D: Lì lavoravate di giorno e anche di notte?

R: 12 ore al giorno, notte, giorno, secondo il turno. Poi andavi nel Lager dove c’era il Lagerführer e si doveva sopportare il resto del Carlino. Botte anche lì se uno faceva qualcosa e quando era il tuo turno di andare a lavorare, ci avevano dato delle scarpe che erano zoccoli di legno e dalle scarpe si sentiva girare uno da lontano un chilometro, quindi non si poteva neanche dire “Scappo via”, dovevi andare scalzo, era d’inverno, era freddo.

D: E nella fabbrica c’erano anche dei civili?

R: C’erano anche dei civili però erano divisi.
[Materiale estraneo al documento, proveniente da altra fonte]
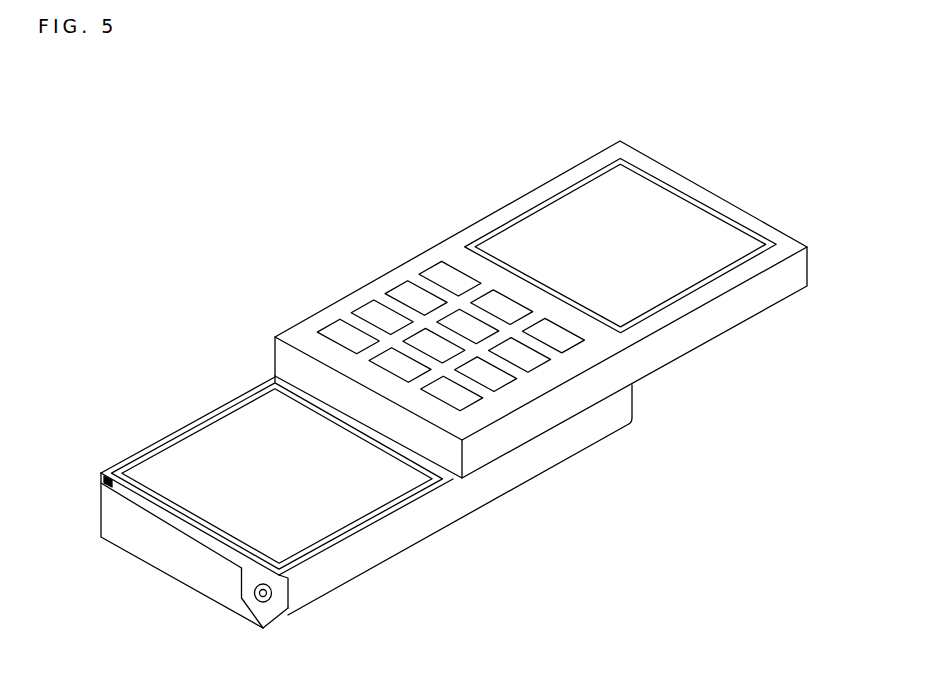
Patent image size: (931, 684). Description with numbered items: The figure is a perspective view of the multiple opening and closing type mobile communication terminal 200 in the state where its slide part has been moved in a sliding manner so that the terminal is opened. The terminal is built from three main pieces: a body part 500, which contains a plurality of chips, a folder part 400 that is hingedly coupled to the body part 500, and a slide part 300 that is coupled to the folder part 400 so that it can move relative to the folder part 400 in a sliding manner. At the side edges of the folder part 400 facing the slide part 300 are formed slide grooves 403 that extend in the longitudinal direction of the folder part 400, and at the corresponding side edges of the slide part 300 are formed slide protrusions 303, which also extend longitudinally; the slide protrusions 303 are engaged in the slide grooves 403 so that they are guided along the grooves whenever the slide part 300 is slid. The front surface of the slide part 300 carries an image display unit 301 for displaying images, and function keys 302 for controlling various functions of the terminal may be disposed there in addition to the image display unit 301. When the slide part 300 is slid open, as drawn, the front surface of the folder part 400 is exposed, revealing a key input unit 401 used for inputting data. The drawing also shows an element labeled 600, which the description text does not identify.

The multiple opening and closing type mobile communication terminal 200 is at (479, 154).
The slide part 300 is at (792, 273).
The image display unit 301 is at (683, 268).
The function keys 302 is at (369, 312).
The slide protrusions 303 is at (272, 370).
The folder part 400 is at (618, 412).
The key input unit 401 is at (245, 513).
The slide grooves 403 is at (116, 472).
The body part 500 is at (140, 540).
The fastening boss 600 is at (290, 604).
Lì tenevano quelli che…Non so, specialità che volevano loro. Mi ricordo che anche dei civili andavano alle mense, ma per me era volontari più che civili e rastrellati, per me, perché si faceva sempre la caccia anche a noi con un registro. Se firmavamo dopo eravamo liberi e mangiavamo il pane bianco. Questo era sempre in tutti i Lager dove si andava, firmate per essere non contro di loro, con loro con la…

Allora chi non accettava come ho fatto io che non ho accettato niente, voglio andare a casa a vedere i miei genitori, però non come vostro aiutante, come ribelle nel vostro sistema. Difatti c’era questo sistema con cui hanno reclutato diverse persone.

D: Gino, ti ricordi se c’erano delle donne in fabbrica?

R: Sì, c’erano delle donne. Io mi ricordo che avevo vicino a me una donna slava, una partigiana e si parlava del più e del meno, sempre di nascosto, sotto metafora. Ci guardavamo negli occhi, era sufficiente per far capire che noi avevamo degli accordi segreti. Molti hanno lasciato le penne per quello perché non hanno saputo fare in modo segreto le loro cose.

D: E l’ sei rimasto fino a quando?

R: Io sono rimasto lì dei mesi fino alla fine della guerra. Dopo è arrivata la truppa rossa, i russi ci hanno liberato. C’è da dire una cosa, ci hanno liberato dal campo di sterminio, però dopo ci hanno riconquistati ancora i tedeschi, perché il fronte veniva avanti da un lato e andava indietro dall’altro.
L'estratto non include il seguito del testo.